The announcement of a review into the system by Industrial Relations Minister Christian Porter is a sensible step to identify areas of concern and inefficiency. Here are some key priority areas we must address.
First, the Ensuring Integrity Bill needs to be passed. Registered organisations and their officials who comply with the law have nothing to fear from these measures. No one can be allowed to regard themselves as above the law, or to operate a business model where penalties for unlawful conduct are regarded as simply the cost of doing business.
Second, the uncertainty and cost risks associated with the Federal Court’s WorkPac v Skene decision need to be addressed through defining a casual employee in the Fair Work Act as “one engaged and paid as such”. This is the longstanding definition in awards and is consistent with community understanding and industry practice.
The absence of a definition in the act led the court to decide that the common law meaning of a casual applies, which focuses on whether the work is regular and predictable.
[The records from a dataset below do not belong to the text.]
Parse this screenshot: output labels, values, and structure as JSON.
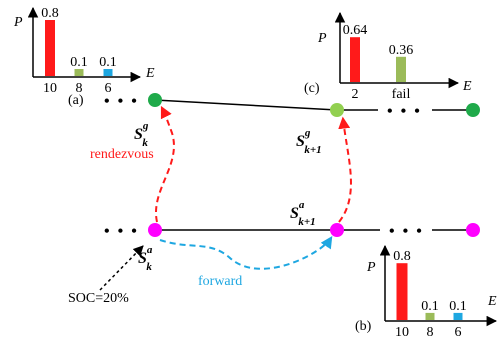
{
  "panels": {
    "a": {
      "label": "(a)",
      "y_label": "P",
      "x_label": "E",
      "bars": [
        {
          "category": "10",
          "value": 0.8,
          "value_label": "0.8",
          "color": "#ff1a1a"
        },
        {
          "category": "8",
          "value": 0.1,
          "value_label": "0.1",
          "color": "#9bbb59"
        },
        {
          "category": "6",
          "value": 0.1,
          "value_label": "0.1",
          "color": "#1ea7e1"
        }
      ]
    },
    "b": {
      "label": "(b)",
      "y_label": "P",
      "x_label": "E",
      "bars": [
        {
          "category": "10",
          "value": 0.8,
          "value_label": "0.8",
          "color": "#ff1a1a"
        },
        {
          "category": "8",
          "value": 0.1,
          "value_label": "0.1",
          "color": "#9bbb59"
        },
        {
          "category": "6",
          "value": 0.1,
          "value_label": "0.1",
          "color": "#1ea7e1"
        }
      ]
    },
    "c": {
      "label": "(c)",
      "y_label": "P",
      "x_label": "E",
      "bars": [
        {
          "category": "2",
          "value": 0.64,
          "value_label": "0.64",
          "color": "#ff1a1a"
        },
        {
          "category": "fail",
          "value": 0.36,
          "value_label": "0.36",
          "color": "#9bbb59"
        }
      ]
    }
  },
  "states": {
    "sg_k": {
      "symbol": "S",
      "sup": "g",
      "sub": "k"
    },
    "sg_k1": {
      "symbol": "S",
      "sup": "g",
      "sub": "k+1"
    },
    "sa_k": {
      "symbol": "S",
      "sup": "a",
      "sub": "k"
    },
    "sa_k1": {
      "symbol": "S",
      "sup": "a",
      "sub": "k+1"
    }
  },
  "edges": {
    "rendezvous": "rendezvous",
    "forward": "forward"
  },
  "annotations": {
    "soc": "SOC=20%",
    "ellipsis": "• • •"
  },
  "colors": {
    "ground_node": "#1faa4a",
    "ground_node_light": "#92d050",
    "aerial_node": "#ff00ff",
    "rendezvous_arrow": "#ff1a1a",
    "forward_arrow": "#1ea7e1"
  }
}
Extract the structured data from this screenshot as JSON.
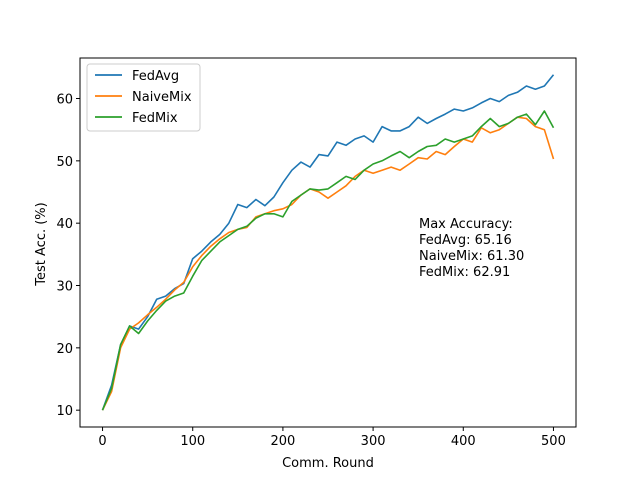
{
  "chart_data": {
    "type": "line",
    "title": "",
    "xlabel": "Comm. Round",
    "ylabel": "Test Acc. (%)",
    "xlim": [
      -25,
      525
    ],
    "ylim": [
      7.3,
      66.5
    ],
    "xticks": [
      0,
      100,
      200,
      300,
      400,
      500
    ],
    "yticks": [
      10,
      20,
      30,
      40,
      50,
      60
    ],
    "grid": false,
    "legend_position": "top-left",
    "x": [
      0,
      10,
      20,
      30,
      40,
      50,
      60,
      70,
      80,
      90,
      100,
      110,
      120,
      130,
      140,
      150,
      160,
      170,
      180,
      190,
      200,
      210,
      220,
      230,
      240,
      250,
      260,
      270,
      280,
      290,
      300,
      310,
      320,
      330,
      340,
      350,
      360,
      370,
      380,
      390,
      400,
      410,
      420,
      430,
      440,
      450,
      460,
      470,
      480,
      490,
      500
    ],
    "series": [
      {
        "name": "FedAvg",
        "color": "#1f77b4",
        "values": [
          10.0,
          14.0,
          20.5,
          23.5,
          23.0,
          25.0,
          27.8,
          28.3,
          29.5,
          30.3,
          34.3,
          35.5,
          37.0,
          38.2,
          40.0,
          43.0,
          42.5,
          43.8,
          42.8,
          44.2,
          46.5,
          48.5,
          49.8,
          49.0,
          51.0,
          50.8,
          53.0,
          52.5,
          53.5,
          54.0,
          53.0,
          55.5,
          54.8,
          54.8,
          55.5,
          57.0,
          56.0,
          56.8,
          57.5,
          58.3,
          58.0,
          58.5,
          59.3,
          60.0,
          59.5,
          60.5,
          61.0,
          62.0,
          61.5,
          62.0,
          63.8
        ]
      },
      {
        "name": "NaiveMix",
        "color": "#ff7f0e",
        "values": [
          10.0,
          13.0,
          20.0,
          23.0,
          24.0,
          25.3,
          26.5,
          27.8,
          29.3,
          30.5,
          33.0,
          34.8,
          36.3,
          37.5,
          38.5,
          39.0,
          39.3,
          41.0,
          41.5,
          42.0,
          42.3,
          43.0,
          44.5,
          45.5,
          45.0,
          44.0,
          45.0,
          46.0,
          47.5,
          48.5,
          48.0,
          48.5,
          49.0,
          48.5,
          49.5,
          50.5,
          50.3,
          51.5,
          51.0,
          52.3,
          53.5,
          53.0,
          55.3,
          54.5,
          55.0,
          56.0,
          57.0,
          56.8,
          55.5,
          55.0,
          50.3
        ]
      },
      {
        "name": "FedMix",
        "color": "#2ca02c",
        "values": [
          10.0,
          13.5,
          20.5,
          23.5,
          22.3,
          24.3,
          26.0,
          27.5,
          28.3,
          28.8,
          31.5,
          34.0,
          35.5,
          37.0,
          38.0,
          39.0,
          39.5,
          40.8,
          41.5,
          41.5,
          41.0,
          43.5,
          44.5,
          45.5,
          45.3,
          45.5,
          46.5,
          47.5,
          47.0,
          48.5,
          49.5,
          50.0,
          50.8,
          51.5,
          50.5,
          51.5,
          52.3,
          52.5,
          53.5,
          53.0,
          53.5,
          54.0,
          55.5,
          56.8,
          55.5,
          56.0,
          57.0,
          57.5,
          55.8,
          58.0,
          55.3
        ]
      }
    ],
    "annotation": {
      "lines": [
        "Max Accuracy:",
        "FedAvg: 65.16",
        "NaiveMix: 61.30",
        "FedMix: 62.91"
      ]
    }
  }
}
Today a large proportion of casuals work regular hours and 80 per cent work for small businesses.
Third, the “better off overall test” for enterprise agreements needs to be amended so it applies to logical groups of employees, not to every single employee, as the Productivity Commission has sensibly recommended. Today’s test is not workable and a barrier to securing agreements.
Fourth, workers’ entitlements in industry funds require better protection. The Proper Use of Worker Benefits Bill must be passed. Super funds are subject to stringent regulations, but other types of industry funds holding billions in workers’ entitlements are not subject to appropriate governance standards.
Fifth, unfair dismissal and adverse action laws need to be reviewed. Employers who have a valid reason to terminate an employee should be able to have confidence their decision will not be overturned by the Fair Work Commission, or leave them open to potentially crippling compensation claims.
Sixth, enterprise agreements applying to major projects should be able to cover the life of the project’s construction. The maximum term for an agreement is four years but many projects take far longer. It is disruptive for bargaining over wages and conditions to occur at a critical stage of construction.
We do not seek a wholesale rewriting of the Fair Work Act. What we seek are a few key measures, backed by strong evidence, to make the system work better for everybody.
Unduly partisan politics has been a dead weight on substantial reform in recent years and has led in some cases to poor decision making and sometimes none. These issues should be front of mind for all our political leaders. With economic confidence low and unemployment on the rise, failing to act on productivity carries significant risks.
Innes Willox is chief executive of the Australian Industry Group. Steve Knott is chief executive of the Australian Mines and Metals Association.